The normal length of pregnancy is from 37 to 41 weeks. Postmaturity refers to any baby born after 42 weeks gestation or 294 days past the first day of the mother's last menstrual period. Less than 6 percent of all babies are born at 42 weeks or later. Other terms often used to describe these late births include post-term, postmaturity, prolonged pregnancy, and post-dates pregnancy.
It is not known why some pregnancies last longer than others. Postmaturity is more likely when a mother has had one or more previous post-term pregnancies. Sometimes a mother's pregnancy due date is miscalculated because she is not sure of her last menstrual period. A miscalculation may mean the baby is born earlier or later than expected.

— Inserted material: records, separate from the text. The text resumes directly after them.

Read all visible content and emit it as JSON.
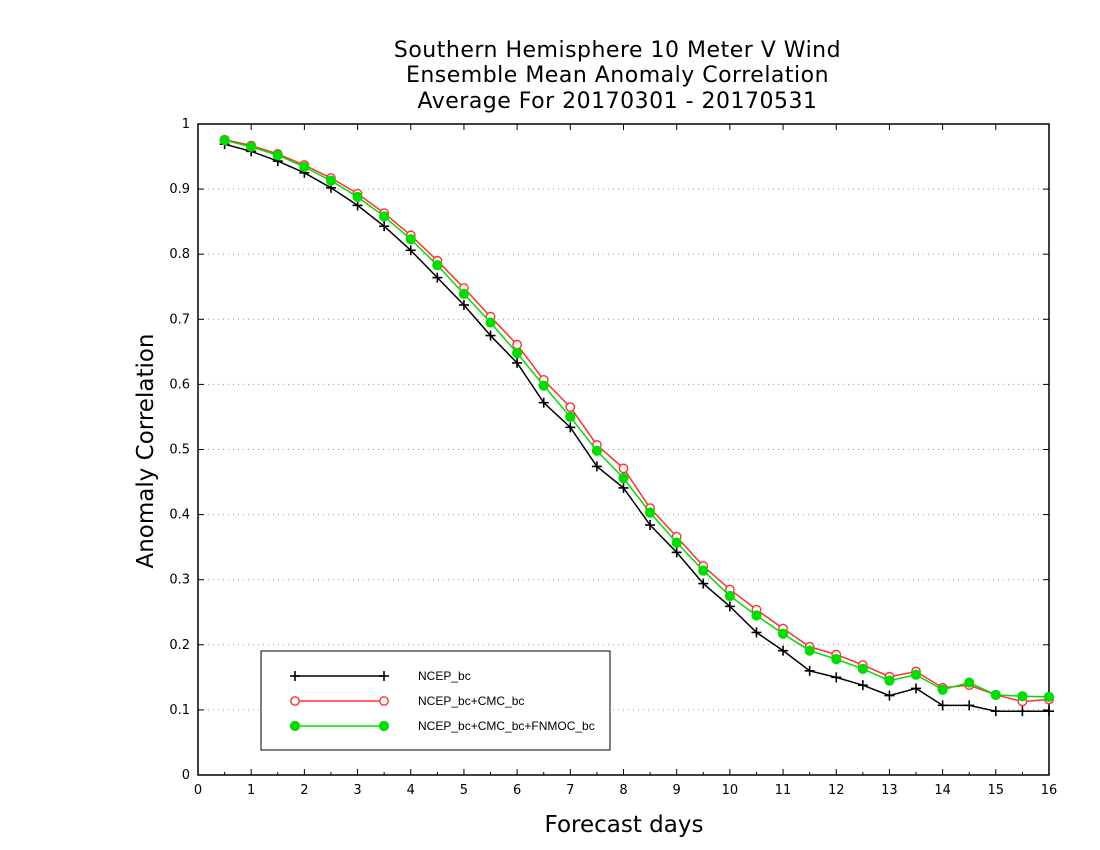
{
  "chart_data": {
    "type": "line",
    "title": [
      "Southern Hemisphere 10 Meter V Wind",
      "Ensemble Mean Anomaly Correlation",
      "Average For 20170301 - 20170531"
    ],
    "xlabel": "Forecast days",
    "ylabel": "Anomaly Correlation",
    "xlim": [
      0,
      16
    ],
    "ylim": [
      0,
      1
    ],
    "x_ticks": [
      "0",
      "1",
      "2",
      "3",
      "4",
      "5",
      "6",
      "7",
      "8",
      "9",
      "10",
      "11",
      "12",
      "13",
      "14",
      "15",
      "16"
    ],
    "y_ticks": [
      "0",
      "0.1",
      "0.2",
      "0.3",
      "0.4",
      "0.5",
      "0.6",
      "0.7",
      "0.8",
      "0.9",
      "1"
    ],
    "grid": "horizontal dotted",
    "legend_position": "bottom-left",
    "x": [
      0.5,
      1,
      1.5,
      2,
      2.5,
      3,
      3.5,
      4,
      4.5,
      5,
      5.5,
      6,
      6.5,
      7,
      7.5,
      8,
      8.5,
      9,
      9.5,
      10,
      10.5,
      11,
      11.5,
      12,
      12.5,
      13,
      13.5,
      14,
      14.5,
      15,
      15.5,
      16
    ],
    "series": [
      {
        "name": "NCEP_bc",
        "color": "#000000",
        "marker": "plus",
        "values": [
          0.969,
          0.958,
          0.943,
          0.925,
          0.902,
          0.875,
          0.843,
          0.806,
          0.764,
          0.722,
          0.675,
          0.633,
          0.572,
          0.534,
          0.474,
          0.441,
          0.384,
          0.342,
          0.294,
          0.259,
          0.219,
          0.191,
          0.16,
          0.15,
          0.138,
          0.122,
          0.133,
          0.107,
          0.107,
          0.098,
          0.098,
          0.098
        ]
      },
      {
        "name": "NCEP_bc+CMC_bc",
        "color": "#ff3030",
        "marker": "open-circle",
        "values": [
          0.976,
          0.967,
          0.954,
          0.937,
          0.917,
          0.893,
          0.863,
          0.829,
          0.79,
          0.748,
          0.704,
          0.661,
          0.607,
          0.565,
          0.507,
          0.471,
          0.41,
          0.366,
          0.321,
          0.285,
          0.254,
          0.225,
          0.197,
          0.185,
          0.169,
          0.151,
          0.159,
          0.134,
          0.138,
          0.123,
          0.113,
          0.116
        ]
      },
      {
        "name": "NCEP_bc+CMC_bc+FNMOC_bc",
        "color": "#00dd00",
        "marker": "filled-circle",
        "values": [
          0.975,
          0.965,
          0.952,
          0.934,
          0.913,
          0.888,
          0.858,
          0.823,
          0.783,
          0.739,
          0.695,
          0.648,
          0.598,
          0.55,
          0.498,
          0.456,
          0.403,
          0.357,
          0.314,
          0.275,
          0.245,
          0.217,
          0.191,
          0.178,
          0.163,
          0.145,
          0.154,
          0.131,
          0.142,
          0.123,
          0.121,
          0.12
        ]
      }
    ]
  }
}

Postmature babies are born after the normal length of pregnancy. The placenta, which supplies babies with the nutrients and oxygen from the mother's circulation, begins to age toward the end of pregnancy, and may not function as efficiently as before. Other concerns include the following:
Amniotic fluid volume may decrease and the fetus may stop gaining weight or may even lose weight.

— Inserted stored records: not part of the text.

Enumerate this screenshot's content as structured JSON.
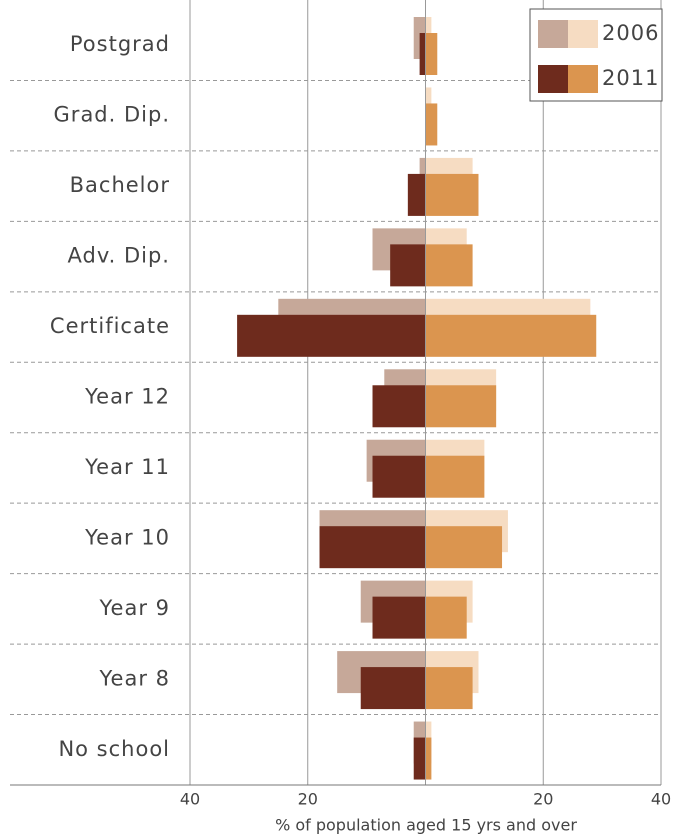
{
  "chart_data": {
    "type": "pyramid",
    "categories": [
      "Postgrad",
      "Grad. Dip.",
      "Bachelor",
      "Adv. Dip.",
      "Certificate",
      "Year 12",
      "Year 11",
      "Year 10",
      "Year 9",
      "Year 8",
      "No school"
    ],
    "series": [
      {
        "name": "2006",
        "colors": [
          "#c6a899",
          "#f6dcc2"
        ],
        "left": [
          -2,
          0,
          -1,
          -9,
          -25,
          -7,
          -10,
          -18,
          -11,
          -15,
          -2
        ],
        "right": [
          1,
          1,
          8,
          7,
          28,
          12,
          10,
          14,
          8,
          9,
          1
        ]
      },
      {
        "name": "2011",
        "colors": [
          "#6e2b1d",
          "#db954f"
        ],
        "left": [
          -1,
          0,
          -3,
          -6,
          -32,
          -9,
          -9,
          -18,
          -9,
          -11,
          -2
        ],
        "right": [
          2,
          2,
          9,
          8,
          29,
          12,
          10,
          13,
          7,
          8,
          1
        ]
      }
    ],
    "xlim": [
      -40,
      40
    ],
    "xticks": [
      {
        "value": -40,
        "label": "40"
      },
      {
        "value": -20,
        "label": "20"
      },
      {
        "value": 20,
        "label": "20"
      },
      {
        "value": 40,
        "label": "40"
      }
    ],
    "xlabel": "% of population aged 15 yrs and over",
    "grid": true
  }
}
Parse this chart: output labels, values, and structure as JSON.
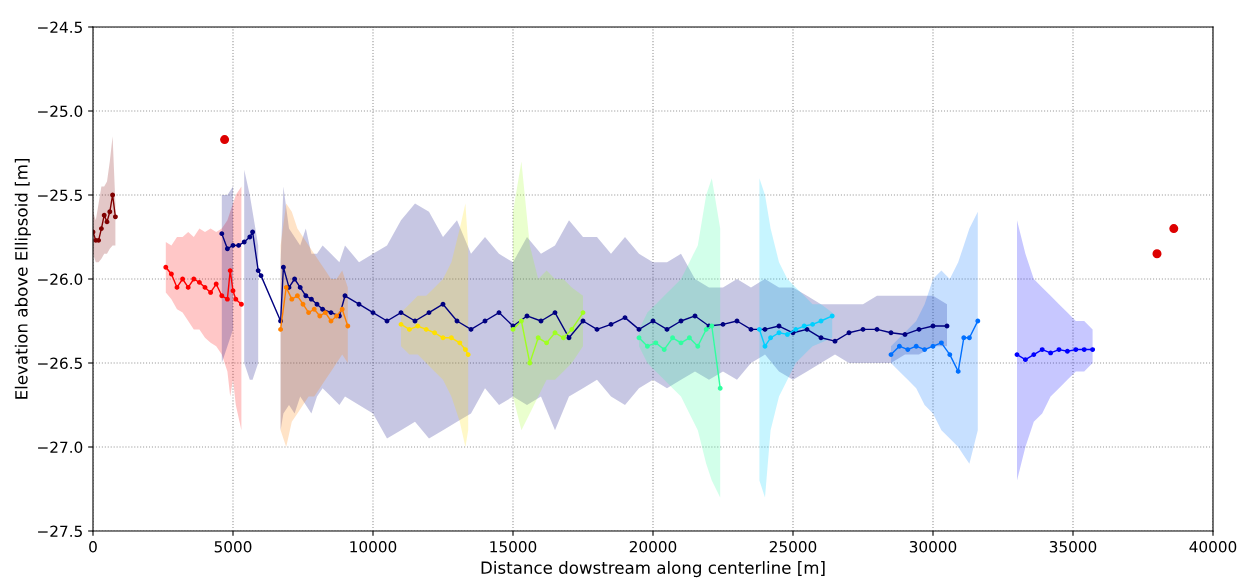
{
  "chart_data": {
    "type": "line",
    "xlabel": "Distance dowstream along centerline [m]",
    "ylabel": "Elevation above Ellipsoid [m]",
    "xlim": [
      0,
      40000
    ],
    "xticks": [
      0,
      5000,
      10000,
      15000,
      20000,
      25000,
      30000,
      35000,
      40000
    ],
    "ylim": [
      -27.5,
      -24.5
    ],
    "yticks": [
      -27.5,
      {
        "value": -27,
        "label": "−27.0"
      },
      -26.5,
      {
        "value": -26,
        "label": "−26.0"
      },
      -25.5,
      {
        "value": -25,
        "label": "−25.0"
      },
      -24.5
    ],
    "grid": true,
    "marker": "circle",
    "line_style": "solid",
    "series": [
      {
        "color": "#800000",
        "x": [
          0,
          100,
          200,
          300,
          400,
          500,
          600,
          700,
          800
        ],
        "values": [
          -25.72,
          -25.77,
          -25.77,
          -25.7,
          -25.62,
          -25.66,
          -25.6,
          -25.5,
          -25.63
        ],
        "lower": [
          -25.85,
          -25.9,
          -25.9,
          -25.88,
          -25.85,
          -25.85,
          -25.82,
          -25.8,
          -25.8
        ],
        "upper": [
          -25.6,
          -25.65,
          -25.55,
          -25.45,
          -25.45,
          -25.42,
          -25.3,
          -25.15,
          -25.55
        ]
      },
      {
        "color": "#ff0000",
        "x": [
          2600,
          2800,
          3000,
          3200,
          3400,
          3600,
          3800,
          4000,
          4200,
          4400,
          4600,
          4800,
          4900,
          5000,
          5100,
          5300
        ],
        "values": [
          -25.93,
          -25.97,
          -26.05,
          -26.0,
          -26.05,
          -26.0,
          -26.02,
          -26.05,
          -26.08,
          -26.03,
          -26.1,
          -26.12,
          -25.95,
          -26.07,
          -26.12,
          -26.15
        ],
        "lower": [
          -26.08,
          -26.12,
          -26.18,
          -26.2,
          -26.25,
          -26.3,
          -26.3,
          -26.35,
          -26.38,
          -26.4,
          -26.45,
          -26.55,
          -26.7,
          -26.6,
          -26.75,
          -26.9
        ],
        "upper": [
          -25.78,
          -25.8,
          -25.75,
          -25.75,
          -25.72,
          -25.75,
          -25.7,
          -25.72,
          -25.7,
          -25.72,
          -25.7,
          -25.65,
          -25.6,
          -25.55,
          -25.5,
          -25.45
        ]
      },
      {
        "color": "#000080",
        "x": [
          4600,
          4800,
          5000,
          5200,
          5400,
          5600,
          5700,
          5900,
          6000,
          6700,
          6800,
          7000,
          7200,
          7400,
          7600,
          7800,
          8000,
          8200,
          8500,
          8800,
          9000,
          9500,
          10000,
          10500,
          11000,
          11500,
          12000,
          12500,
          13000,
          13500,
          14000,
          14500,
          15000,
          15500,
          16000,
          16500,
          17000,
          17500,
          18000,
          18500,
          19000,
          19500,
          20000,
          20500,
          21000,
          21500,
          22000,
          22500,
          23000,
          23500,
          24000,
          24500,
          25000,
          25500,
          26000,
          26500,
          27000,
          27500,
          28000,
          28500,
          29000,
          29500,
          30000,
          30500
        ],
        "values": [
          -25.73,
          -25.82,
          -25.8,
          -25.8,
          -25.78,
          -25.75,
          -25.72,
          -25.95,
          -25.98,
          -26.25,
          -25.93,
          -26.05,
          -26.0,
          -26.05,
          -26.1,
          -26.12,
          -26.15,
          -26.18,
          -26.2,
          -26.22,
          -26.1,
          -26.15,
          -26.2,
          -26.25,
          -26.2,
          -26.25,
          -26.2,
          -26.15,
          -26.25,
          -26.3,
          -26.25,
          -26.2,
          -26.28,
          -26.22,
          -26.25,
          -26.2,
          -26.35,
          -26.25,
          -26.3,
          -26.27,
          -26.23,
          -26.3,
          -26.25,
          -26.3,
          -26.25,
          -26.22,
          -26.28,
          -26.27,
          -26.25,
          -26.3,
          -26.3,
          -26.28,
          -26.32,
          -26.3,
          -26.35,
          -26.37,
          -26.32,
          -26.3,
          -26.3,
          -26.32,
          -26.33,
          -26.3,
          -26.28,
          -26.28
        ],
        "upper": [
          -25.5,
          -25.5,
          -25.45,
          null,
          -25.35,
          -25.5,
          -25.6,
          -25.8,
          null,
          -25.9,
          -25.45,
          -25.7,
          -25.75,
          -25.8,
          -25.7,
          -25.85,
          -25.85,
          -25.8,
          -25.85,
          -25.9,
          -25.8,
          -25.9,
          -25.85,
          -25.8,
          -25.65,
          -25.55,
          -25.6,
          -25.75,
          -25.65,
          -25.85,
          -25.75,
          -25.85,
          -25.9,
          -25.75,
          -25.85,
          -25.8,
          -25.65,
          -25.75,
          -25.75,
          -25.85,
          -25.75,
          -25.85,
          -25.9,
          -25.9,
          -25.85,
          -26.0,
          -26.05,
          -26.05,
          -26.0,
          -26.05,
          -26.0,
          -26.05,
          -26.05,
          -26.1,
          -26.15,
          -26.15,
          -26.15,
          -26.15,
          -26.1,
          -26.1,
          -26.1,
          -26.1,
          -26.1,
          -26.15
        ],
        "lower": [
          -26.5,
          -26.4,
          -26.3,
          null,
          -26.5,
          -26.6,
          -26.6,
          -26.5,
          null,
          -26.9,
          -26.8,
          -26.75,
          -26.8,
          -26.7,
          -26.75,
          -26.8,
          -26.7,
          -26.65,
          -26.7,
          -26.75,
          -26.7,
          -26.75,
          -26.8,
          -26.95,
          -26.9,
          -26.85,
          -26.95,
          -26.9,
          -26.85,
          -26.8,
          -26.65,
          -26.75,
          -26.7,
          -26.75,
          -26.7,
          -26.9,
          -26.7,
          -26.65,
          -26.6,
          -26.7,
          -26.75,
          -26.65,
          -26.6,
          -26.65,
          -26.6,
          -26.55,
          -26.6,
          -26.55,
          -26.6,
          -26.5,
          -26.45,
          -26.55,
          -26.6,
          -26.55,
          -26.5,
          -26.45,
          -26.5,
          -26.5,
          -26.5,
          -26.5,
          -26.45,
          -26.45,
          -26.4,
          -26.4
        ]
      },
      {
        "color": "#ff8000",
        "x": [
          6700,
          6900,
          7100,
          7300,
          7500,
          7700,
          7900,
          8100,
          8300,
          8500,
          8700,
          8900,
          9100
        ],
        "values": [
          -26.3,
          -26.05,
          -26.12,
          -26.1,
          -26.15,
          -26.2,
          -26.18,
          -26.22,
          -26.2,
          -26.25,
          -26.22,
          -26.18,
          -26.28
        ],
        "lower": [
          -26.9,
          -27.0,
          -26.85,
          -26.8,
          -26.75,
          -26.7,
          -26.7,
          -26.65,
          -26.6,
          -26.55,
          -26.5,
          -26.45,
          -26.5
        ],
        "upper": [
          -25.8,
          -25.55,
          -25.6,
          -25.7,
          -25.75,
          -25.8,
          -25.85,
          -25.9,
          -25.95,
          -26.0,
          -26.0,
          -25.95,
          -26.05
        ]
      },
      {
        "color": "#ffe000",
        "x": [
          11000,
          11300,
          11600,
          11900,
          12200,
          12500,
          12800,
          13100,
          13300,
          13400
        ],
        "values": [
          -26.27,
          -26.3,
          -26.28,
          -26.3,
          -26.32,
          -26.35,
          -26.35,
          -26.38,
          -26.42,
          -26.45
        ],
        "lower": [
          -26.4,
          -26.45,
          -26.45,
          -26.5,
          -26.55,
          -26.6,
          -26.7,
          -26.85,
          -27.0,
          -26.9
        ],
        "upper": [
          -26.2,
          -26.15,
          -26.1,
          -26.1,
          -26.05,
          -26.0,
          -25.9,
          -25.7,
          -25.55,
          -25.8
        ]
      },
      {
        "color": "#a0ff20",
        "x": [
          15000,
          15300,
          15600,
          15900,
          16200,
          16500,
          16800,
          17100,
          17500
        ],
        "values": [
          -26.3,
          -26.25,
          -26.5,
          -26.35,
          -26.38,
          -26.32,
          -26.35,
          -26.3,
          -26.2
        ],
        "lower": [
          -26.7,
          -26.9,
          -26.8,
          -26.7,
          -26.6,
          -26.6,
          -26.55,
          -26.5,
          -26.4
        ],
        "upper": [
          -25.6,
          -25.3,
          -25.8,
          -26.0,
          -25.95,
          -26.0,
          -26.0,
          -26.05,
          -26.1
        ]
      },
      {
        "color": "#30ffa0",
        "x": [
          19500,
          19800,
          20100,
          20400,
          20700,
          21000,
          21300,
          21600,
          21900,
          22100,
          22400
        ],
        "values": [
          -26.35,
          -26.4,
          -26.38,
          -26.42,
          -26.35,
          -26.38,
          -26.35,
          -26.4,
          -26.3,
          -26.28,
          -26.65
        ],
        "lower": [
          -26.4,
          -26.5,
          -26.55,
          -26.6,
          -26.65,
          -26.7,
          -26.8,
          -26.9,
          -27.1,
          -27.2,
          -27.3
        ],
        "upper": [
          -26.3,
          -26.2,
          -26.15,
          -26.1,
          -26.05,
          -26.0,
          -25.9,
          -25.8,
          -25.5,
          -25.4,
          -25.7
        ]
      },
      {
        "color": "#00d0ff",
        "x": [
          23800,
          24000,
          24200,
          24500,
          24800,
          25100,
          25400,
          25700,
          26000,
          26400
        ],
        "values": [
          -26.3,
          -26.4,
          -26.35,
          -26.32,
          -26.33,
          -26.3,
          -26.28,
          -26.27,
          -26.25,
          -26.22
        ],
        "lower": [
          -27.2,
          -27.3,
          -26.9,
          -26.7,
          -26.6,
          -26.5,
          -26.45,
          -26.4,
          -26.38,
          -26.35
        ],
        "upper": [
          -25.4,
          -25.5,
          -25.7,
          -25.9,
          -26.0,
          -26.05,
          -26.1,
          -26.15,
          -26.15,
          -26.2
        ]
      },
      {
        "color": "#0070ff",
        "x": [
          28500,
          28800,
          29100,
          29400,
          29700,
          30000,
          30300,
          30600,
          30900,
          31100,
          31300,
          31600
        ],
        "values": [
          -26.45,
          -26.4,
          -26.42,
          -26.4,
          -26.42,
          -26.4,
          -26.38,
          -26.45,
          -26.55,
          -26.35,
          -26.35,
          -26.25
        ],
        "lower": [
          -26.5,
          -26.55,
          -26.6,
          -26.65,
          -26.75,
          -26.8,
          -26.9,
          -26.95,
          -27.0,
          -27.05,
          -27.1,
          -26.9
        ],
        "upper": [
          -26.4,
          -26.35,
          -26.3,
          -26.25,
          -26.15,
          -26.0,
          -25.95,
          -26.0,
          -25.9,
          -25.8,
          -25.7,
          -25.6
        ]
      },
      {
        "color": "#0000ff",
        "x": [
          33000,
          33300,
          33600,
          33900,
          34200,
          34500,
          34800,
          35100,
          35400,
          35700
        ],
        "values": [
          -26.45,
          -26.48,
          -26.45,
          -26.42,
          -26.44,
          -26.42,
          -26.43,
          -26.42,
          -26.42,
          -26.42
        ],
        "lower": [
          -27.2,
          -27.0,
          -26.85,
          -26.8,
          -26.7,
          -26.65,
          -26.6,
          -26.55,
          -26.55,
          -26.5
        ],
        "upper": [
          -25.65,
          -25.85,
          -26.0,
          -26.05,
          -26.1,
          -26.15,
          -26.2,
          -26.25,
          -26.25,
          -26.3
        ]
      },
      {
        "type": "scatter",
        "color": "#dd0000",
        "x": [
          4700,
          38000,
          38600
        ],
        "values": [
          -25.17,
          -25.85,
          -25.7
        ]
      }
    ]
  }
}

Risks can increase during labor and birth for a fetus with poor oxygen supply.
Problems may occur during birth if the baby is large.

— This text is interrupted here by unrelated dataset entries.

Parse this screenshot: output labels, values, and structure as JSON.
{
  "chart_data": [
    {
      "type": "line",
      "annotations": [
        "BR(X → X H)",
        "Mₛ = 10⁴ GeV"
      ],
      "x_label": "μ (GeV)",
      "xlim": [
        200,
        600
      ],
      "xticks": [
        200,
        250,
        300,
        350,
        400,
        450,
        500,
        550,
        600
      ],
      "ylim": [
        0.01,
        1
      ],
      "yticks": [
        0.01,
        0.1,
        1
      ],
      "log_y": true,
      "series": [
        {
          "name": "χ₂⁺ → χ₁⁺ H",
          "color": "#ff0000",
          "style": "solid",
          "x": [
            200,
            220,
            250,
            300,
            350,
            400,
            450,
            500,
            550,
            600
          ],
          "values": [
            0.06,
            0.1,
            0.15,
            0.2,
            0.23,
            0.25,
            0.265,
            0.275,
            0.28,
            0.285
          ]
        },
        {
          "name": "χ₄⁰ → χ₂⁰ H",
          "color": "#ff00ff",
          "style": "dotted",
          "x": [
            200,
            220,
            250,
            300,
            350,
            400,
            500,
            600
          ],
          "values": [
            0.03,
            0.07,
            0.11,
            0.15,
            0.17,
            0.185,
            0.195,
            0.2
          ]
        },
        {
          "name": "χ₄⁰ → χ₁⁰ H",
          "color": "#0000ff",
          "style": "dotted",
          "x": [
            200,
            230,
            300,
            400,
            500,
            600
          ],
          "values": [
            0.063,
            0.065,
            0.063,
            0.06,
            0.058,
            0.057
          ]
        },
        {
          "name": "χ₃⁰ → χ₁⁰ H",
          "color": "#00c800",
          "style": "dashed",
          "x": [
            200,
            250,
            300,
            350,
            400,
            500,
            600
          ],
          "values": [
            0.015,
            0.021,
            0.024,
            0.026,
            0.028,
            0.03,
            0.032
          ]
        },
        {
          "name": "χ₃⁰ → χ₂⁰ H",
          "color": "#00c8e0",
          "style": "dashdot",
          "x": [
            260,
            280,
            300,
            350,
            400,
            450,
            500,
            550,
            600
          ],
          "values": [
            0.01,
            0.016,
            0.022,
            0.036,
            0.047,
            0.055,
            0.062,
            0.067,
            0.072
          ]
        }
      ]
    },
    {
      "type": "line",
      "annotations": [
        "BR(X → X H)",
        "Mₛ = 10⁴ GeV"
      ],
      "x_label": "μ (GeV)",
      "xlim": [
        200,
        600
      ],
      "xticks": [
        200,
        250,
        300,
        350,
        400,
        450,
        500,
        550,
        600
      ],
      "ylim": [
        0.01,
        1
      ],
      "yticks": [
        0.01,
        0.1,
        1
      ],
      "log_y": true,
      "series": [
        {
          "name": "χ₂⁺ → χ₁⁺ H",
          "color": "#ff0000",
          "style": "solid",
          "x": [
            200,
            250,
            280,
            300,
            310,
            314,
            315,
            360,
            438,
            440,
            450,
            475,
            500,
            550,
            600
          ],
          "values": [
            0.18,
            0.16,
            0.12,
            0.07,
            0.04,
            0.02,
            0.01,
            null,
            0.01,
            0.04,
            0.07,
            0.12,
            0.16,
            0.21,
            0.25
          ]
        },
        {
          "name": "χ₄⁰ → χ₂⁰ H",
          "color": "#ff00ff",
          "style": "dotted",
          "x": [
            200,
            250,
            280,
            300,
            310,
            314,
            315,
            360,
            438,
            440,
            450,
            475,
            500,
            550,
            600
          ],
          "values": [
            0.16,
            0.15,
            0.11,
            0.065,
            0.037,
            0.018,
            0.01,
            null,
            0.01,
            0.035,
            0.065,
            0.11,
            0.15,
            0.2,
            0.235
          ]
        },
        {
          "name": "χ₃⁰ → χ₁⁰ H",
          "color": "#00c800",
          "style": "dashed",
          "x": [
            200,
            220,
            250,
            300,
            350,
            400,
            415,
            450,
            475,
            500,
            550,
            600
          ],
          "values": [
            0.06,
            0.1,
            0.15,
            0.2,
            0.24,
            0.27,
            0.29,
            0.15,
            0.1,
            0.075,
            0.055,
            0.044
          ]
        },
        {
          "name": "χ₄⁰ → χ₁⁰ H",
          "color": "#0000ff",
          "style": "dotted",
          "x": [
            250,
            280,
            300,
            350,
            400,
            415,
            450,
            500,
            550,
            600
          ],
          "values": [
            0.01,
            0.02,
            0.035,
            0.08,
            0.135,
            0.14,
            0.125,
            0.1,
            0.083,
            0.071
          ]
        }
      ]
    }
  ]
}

Postmature babies may be at risk for meconium aspiration, when a baby breathes in fluid containing the first stool.
Hypoglycemia (low blood sugar) can also occur because the baby has already used up its glucose-producing stores.
The following are the most common symptoms of postmaturity. However, each baby may show different symptoms of the condition. Symptoms may include:
Dry, loose, peeling skin
Abundant scalp hair
Visible creases on palms and soles of feet
Minimal fat deposits
Green, brown, or yellow coloring of skin from meconium staining (the first stool passed during pregnancy into the amniotic fluid)
More alert and "wide-eyed"
Symptoms of postmaturity may resemble other conditions or medical problems. Always consult your baby's doctor for a diagnosis.
Postmaturity is usually diagnosed by a combination of assessments, including the following:
Your baby's physical appearance
Length of the pregnancy
Your baby's assessed gestational age
Testing may be done for a post-term pregnancy to check fetal well-being and identify problems. Tests often include ultrasound, nonstress testing (how the fetal heart rate responds to fetal activity), and estimation of the amniotic fluid volume.
The decision to induce labor for post-term pregnancy depends on many factors. During labor, the fetal heart rate may be monitored with an electronic monitor to help identify changes in the heart rate due to low oxygenation. Changes in a baby's condition may require a cesarean delivery.
Special care of the postmature baby may include:
Checking for respiratory problems related to meconium (baby's first bowel movement) aspiration.
Blood tests for hypoglycemia (low blood sugar).
Accurate pregnancy due dates can help identify babies at risk for postmaturity. Ultrasound examinations early in pregnancy help establish more accurate dating by measurements taken of the fetus. Ultrasound is also important in evaluating the placenta for signs of aging.